At a supranational level, the European Union put in place a €750 billion coronavirus recovery package. It is stated that €500 billion of the €750 billion is grants with 30% dedicated to climate action. This came after 90 hours of intense negotiations between the 27 member states and is considered the world’s biggest ‘green recovery’ pledge. A number of European countries are also starting to set up new measures to boost the transition to clean energy. This is the case of the Netherlands which is currently undergoing a legislative process to put in place a national carbon tax or of Germany which has put in place incentives for the purchase of electric and hybrid vehicles.

Other governments have also implemented clean energy and the reduction of greenhouse gas emissions in their recovery plan. The South Korean government aims to achieve net-zero greenhouse gas emissions by 2050 and China has started additional investments in vehicles using renewable energy and infrastructure surrounding their use. In Indonesia, the government has confirmed its desire to pursue the regulation on renewable energy it had introduced before the pandemic. Other administrations are providing support to vulnerable households and businesses by making possible the deferral of energy bills as illustrated by Togo’s offer of payment deferral to households having installed solar panels. (https://www.iea.org/reports/sustainable-recovery/covid-19-and-energy-setting-the-scene).

However, such regard for the environment in economic dealings has not been the trademark of all governments. Namely, the US, Russia, and China have announced bailouts and plans to support carbon-intensive businesses that risk locking in high emissions for many years to come.
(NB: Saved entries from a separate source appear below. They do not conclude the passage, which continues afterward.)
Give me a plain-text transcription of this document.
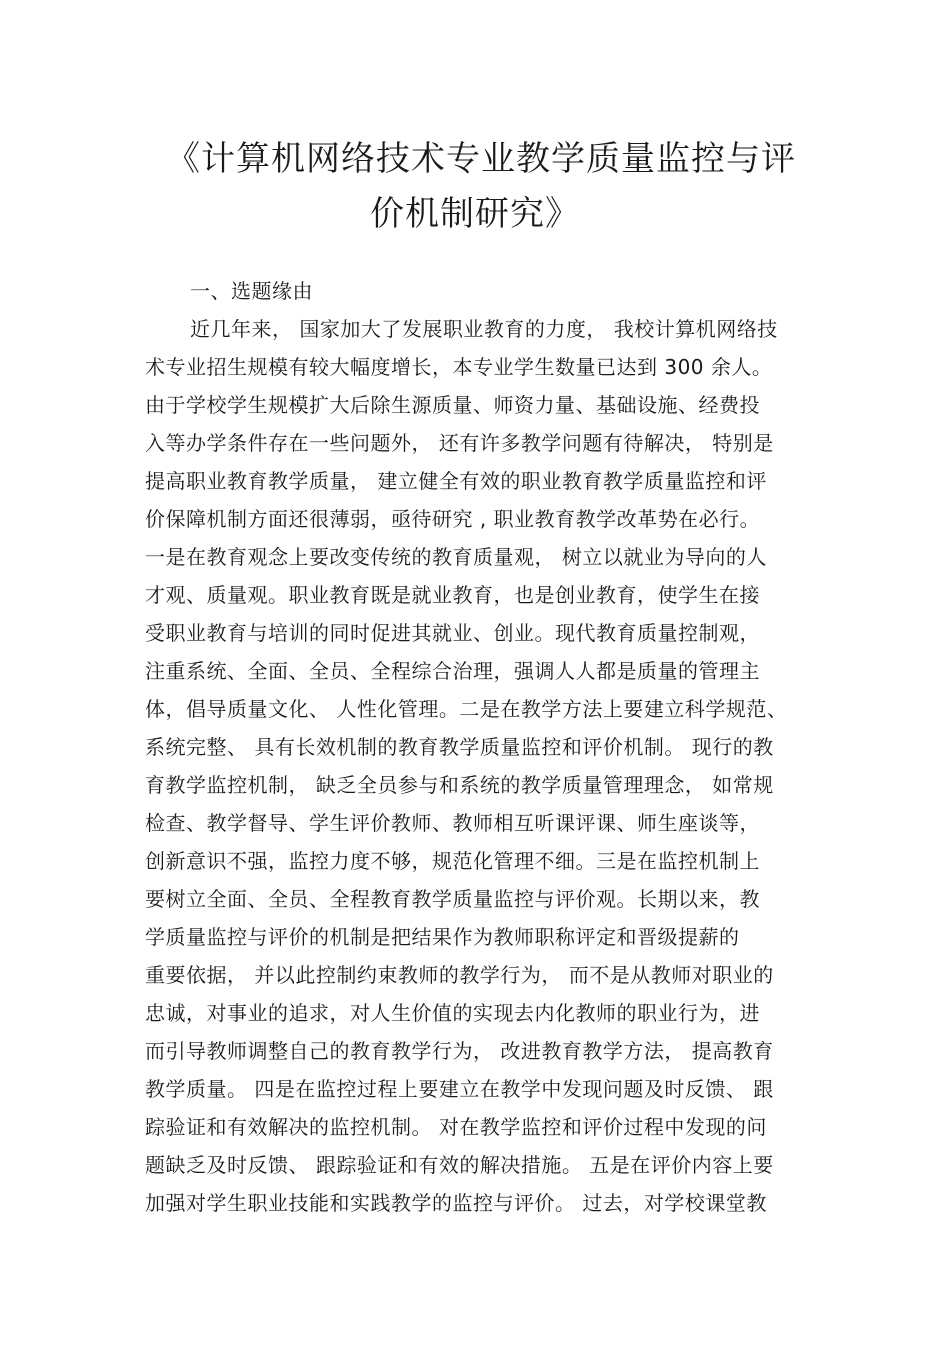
《计算机网络技术专业教学质量监控与评
价机制研究》
一、选题缘由
近几年来， 国家加大了发展职业教育的力度， 我校计算机网络技
术专业招生规模有较大幅度增长，本专业学生数量已达到 300 余人。
由于学校学生规模扩大后除生源质量、师资力量、基础设施、经费投
入等办学条件存在一些问题外， 还有许多教学问题有待解决， 特别是
提高职业教育教学质量， 建立健全有效的职业教育教学质量监控和评
价保障机制方面还很薄弱，亟待研究 , 职业教育教学改革势在必行。
一是在教育观念上要改变传统的教育质量观， 树立以就业为导向的人
才观、质量观。职业教育既是就业教育，也是创业教育，使学生在接
受职业教育与培训的同时促进其就业、创业。现代教育质量控制观，
注重系统、全面、全员、全程综合治理，强调人人都是质量的管理主
体，倡导质量文化、 人性化管理。二是在教学方法上要建立科学规范、
系统完整、 具有长效机制的教育教学质量监控和评价机制。 现行的教
育教学监控机制， 缺乏全员参与和系统的教学质量管理理念， 如常规
检查、教学督导、学生评价教师、教师相互听课评课、师生座谈等，
创新意识不强，监控力度不够，规范化管理不细。三是在监控机制上
要树立全面、全员、全程教育教学质量监控与评价观。长期以来，教
学质量监控与评价的机制是把结果作为教师职称评定和晋级提薪的
重要依据， 并以此控制约束教师的教学行为， 而不是从教师对职业的
忠诚，对事业的追求，对人生价值的实现去内化教师的职业行为，进
而引导教师调整自己的教育教学行为， 改进教育教学方法， 提高教育
教学质量。 四是在监控过程上要建立在教学中发现问题及时反馈、 跟
踪验证和有效解决的监控机制。 对在教学监控和评价过程中发现的问
题缺乏及时反馈、 跟踪验证和有效的解决措施。 五是在评价内容上要
加强对学生职业技能和实践教学的监控与评价。 过去，对学校课堂教
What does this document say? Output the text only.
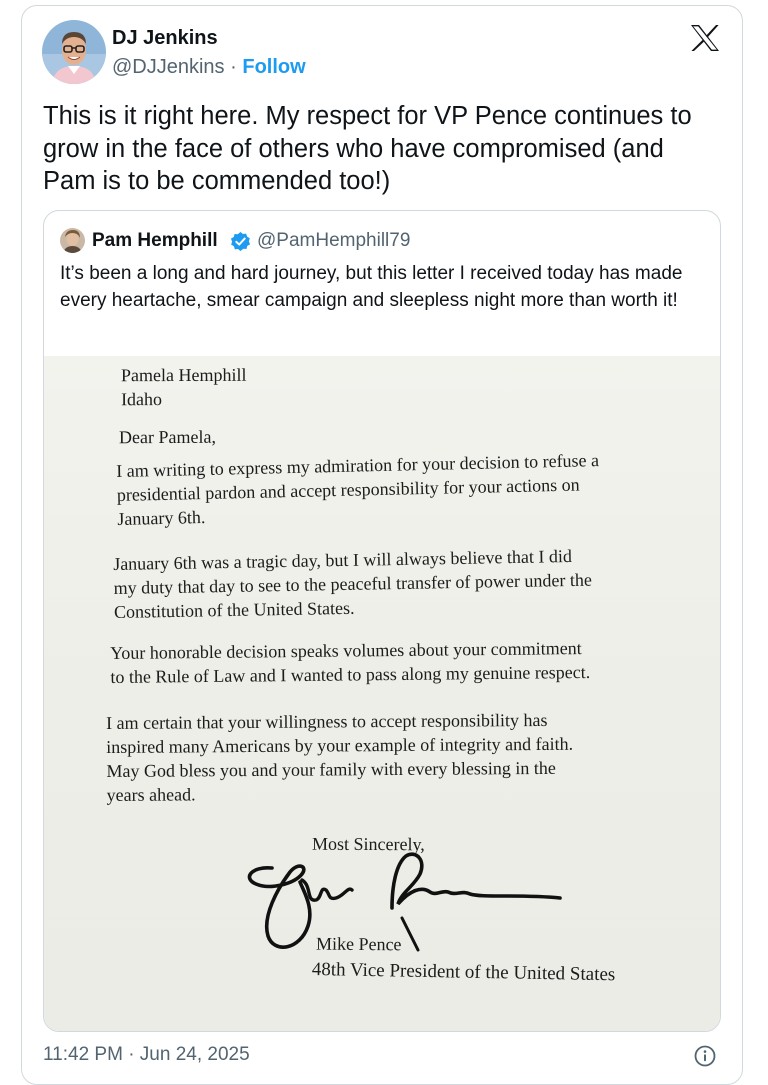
DJ Jenkins
@DJJenkins · Follow
This is it right here. My respect for VP Pence continues to grow in the face of others who have compromised (and Pam is to be commended too!)
Pam Hemphill @PamHemphill79
It’s been a long and hard journey, but this letter I received today has made every heartache, smear campaign and sleepless night more than worth it!
Pamela Hemphill
Idaho
Dear Pamela,
I am writing to express my admiration for your decision to refuse a
presidential pardon and accept responsibility for your actions on
January 6th.
January 6th was a tragic day, but I will always believe that I did
my duty that day to see to the peaceful transfer of power under the
Constitution of the United States.
Your honorable decision speaks volumes about your commitment
to the Rule of Law and I wanted to pass along my genuine respect.
I am certain that your willingness to accept responsibility has
inspired many Americans by your example of integrity and faith.
May God bless you and your family with every blessing in the
years ahead.
Most Sincerely,
Mike Pence
48th Vice President of the United States
11:42 PM · Jun 24, 2025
For instance, the Trump administration suspended the enforcement of certain protection laws via the Environmental Protection Agency.

Even the EU’s big recovery package still isn’t without its flaws. In March 2020 the European Central Bank (ECB) announced the Pandemic Emergency Purchase Programme which entirely disregarded climate in its policymaking. With the rapid spread of covid-19, the EU’s focus on the aforementioned green deal was diminished. On a global scale, climate diplomacy was greatly impacted by the pandemic namely with the UN Climate change conference being postponed to 2021.

From this analysis, it is difficult to predict what will happen next as a second wave is on its way and is already leading to more lockdowns and restrictions. However, it can be concluded that the global pandemic has shed a spotlight on the environment. Yes, progress has been made to building back green but there is still a lot more that needs to be done.